Two undersea cables in Baltic Sea disrupted

Attribution and Intent

  • Many commenters see repeated Baltic cable and pipeline incidents as likely Russian sabotage or “hybrid warfare,” often citing:
    • Prior reports of Russian “research/fishing” vessels scouting cables and wind farms.
    • The pattern of multiple recent Baltic incidents and a Chinese‑Russian ship dragging an anchor over several assets.
  • Others caution against premature conclusions:
    • Cable breaks are common globally (~200/year mentioned).
    • Anchors and fishing gear are a known cause; single or clustered failures may still be accidental.
    • Some suggest this could be “testing the waters” by any actor, not necessarily Russia.

Escalation, Deterrence, and International Law

  • Debate over how NATO/EU should respond:
    • Range of proposals: more surveillance, escort/expulsion of suspicious ships, legal/financial retaliation, arming Ukraine more, up to treating deliberate cable cutting as an act of war.
    • Strong concern about nuclear escalation and legal limits in international waters (UNCLOS); boarding or firing on foreign vessels is tightly constrained.
  • Several frame this as part of long‑running Russian intimidation and hybrid warfare (jets, jamming, assassinations, depot explosions), arguing appeasement invites more.

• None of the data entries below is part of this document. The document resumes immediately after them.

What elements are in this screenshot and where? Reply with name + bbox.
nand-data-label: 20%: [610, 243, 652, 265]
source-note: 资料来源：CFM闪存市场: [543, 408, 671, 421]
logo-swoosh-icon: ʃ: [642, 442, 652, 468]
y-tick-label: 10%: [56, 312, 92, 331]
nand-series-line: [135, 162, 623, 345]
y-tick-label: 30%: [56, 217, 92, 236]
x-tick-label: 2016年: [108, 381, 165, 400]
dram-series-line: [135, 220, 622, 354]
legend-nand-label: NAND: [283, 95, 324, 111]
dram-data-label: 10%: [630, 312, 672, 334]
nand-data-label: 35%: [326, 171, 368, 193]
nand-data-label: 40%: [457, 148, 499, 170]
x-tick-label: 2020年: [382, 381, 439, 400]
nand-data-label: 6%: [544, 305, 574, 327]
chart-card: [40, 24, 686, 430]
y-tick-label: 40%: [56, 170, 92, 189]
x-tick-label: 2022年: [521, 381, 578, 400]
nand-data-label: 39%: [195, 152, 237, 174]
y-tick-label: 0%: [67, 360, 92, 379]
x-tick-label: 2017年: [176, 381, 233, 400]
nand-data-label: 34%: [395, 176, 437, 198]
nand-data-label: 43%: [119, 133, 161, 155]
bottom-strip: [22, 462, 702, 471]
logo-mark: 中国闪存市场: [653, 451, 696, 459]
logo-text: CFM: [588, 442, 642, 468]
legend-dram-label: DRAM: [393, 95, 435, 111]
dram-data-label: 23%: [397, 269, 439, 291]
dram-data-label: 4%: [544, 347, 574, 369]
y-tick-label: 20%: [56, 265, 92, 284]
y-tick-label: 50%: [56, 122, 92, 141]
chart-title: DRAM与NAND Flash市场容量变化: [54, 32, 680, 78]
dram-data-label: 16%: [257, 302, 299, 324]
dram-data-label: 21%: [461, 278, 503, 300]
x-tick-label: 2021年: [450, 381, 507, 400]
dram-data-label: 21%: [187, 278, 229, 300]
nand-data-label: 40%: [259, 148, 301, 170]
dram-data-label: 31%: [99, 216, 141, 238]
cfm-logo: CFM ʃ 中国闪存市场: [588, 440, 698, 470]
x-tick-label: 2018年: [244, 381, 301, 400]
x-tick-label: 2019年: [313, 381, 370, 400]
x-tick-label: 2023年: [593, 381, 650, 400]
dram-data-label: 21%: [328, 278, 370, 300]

Technical and Operational Aspects

  • Discussion of how easy it is to:
    • Cut cables (anchors, trawls, specialized subs) vs. defend them (oceans are vast; defenders are at cost disadvantage).
    • Detect and localize breaks (time‑domain reflectometry, repeaters).
  • Cables are often co‑located; one dragged anchor can cut several. Burying is feasible only in shallow/coastal sections and is expensive.
  • Hetzner and others report only latency increases, showing redundancy is working but with performance degradation.

Resilience and Alternatives

  • Suggestions include:
    • More physical redundancy (extra cables, land routes like via Denmark/Sweden or the Channel Tunnel).
    • Satellite/mesh options (Starlink, ham‑radio networks), though commenters doubt their capacity or wartime robustness vs. fiber.
    • Hardening critical infrastructure and increasing munitions and defense spending in Europe.

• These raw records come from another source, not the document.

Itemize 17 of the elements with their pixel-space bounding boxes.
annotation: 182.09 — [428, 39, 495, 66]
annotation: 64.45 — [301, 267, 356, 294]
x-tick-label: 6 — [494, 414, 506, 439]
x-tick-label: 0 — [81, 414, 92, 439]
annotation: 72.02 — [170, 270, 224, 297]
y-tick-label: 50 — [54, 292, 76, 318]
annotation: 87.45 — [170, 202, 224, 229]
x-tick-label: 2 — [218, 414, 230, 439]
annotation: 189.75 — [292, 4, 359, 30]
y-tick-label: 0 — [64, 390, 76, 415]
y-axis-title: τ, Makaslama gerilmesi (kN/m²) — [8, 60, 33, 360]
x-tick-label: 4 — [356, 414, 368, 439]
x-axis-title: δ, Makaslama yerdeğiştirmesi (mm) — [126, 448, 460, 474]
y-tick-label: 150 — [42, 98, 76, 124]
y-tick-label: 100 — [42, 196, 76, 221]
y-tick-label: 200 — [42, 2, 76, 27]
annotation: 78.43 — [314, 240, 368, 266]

Nord Stream and Broader Geopolitics

  • Nord Stream sabotage is repeatedly referenced:
    • Some still claim Russia did it; others point to reporting implicating Ukrainian actors and note investigations remain officially inconclusive.
  • Large sub‑thread on the Ukraine war:
    • Arguing whether more Western aid shortens or prolongs the conflict.
    • Whether the West is “weak” or prudently avoiding WWIII.
    • Consensus that Russia’s invasion was unjustified, but sharp disagreement on optimal Western strategy and risk tolerance.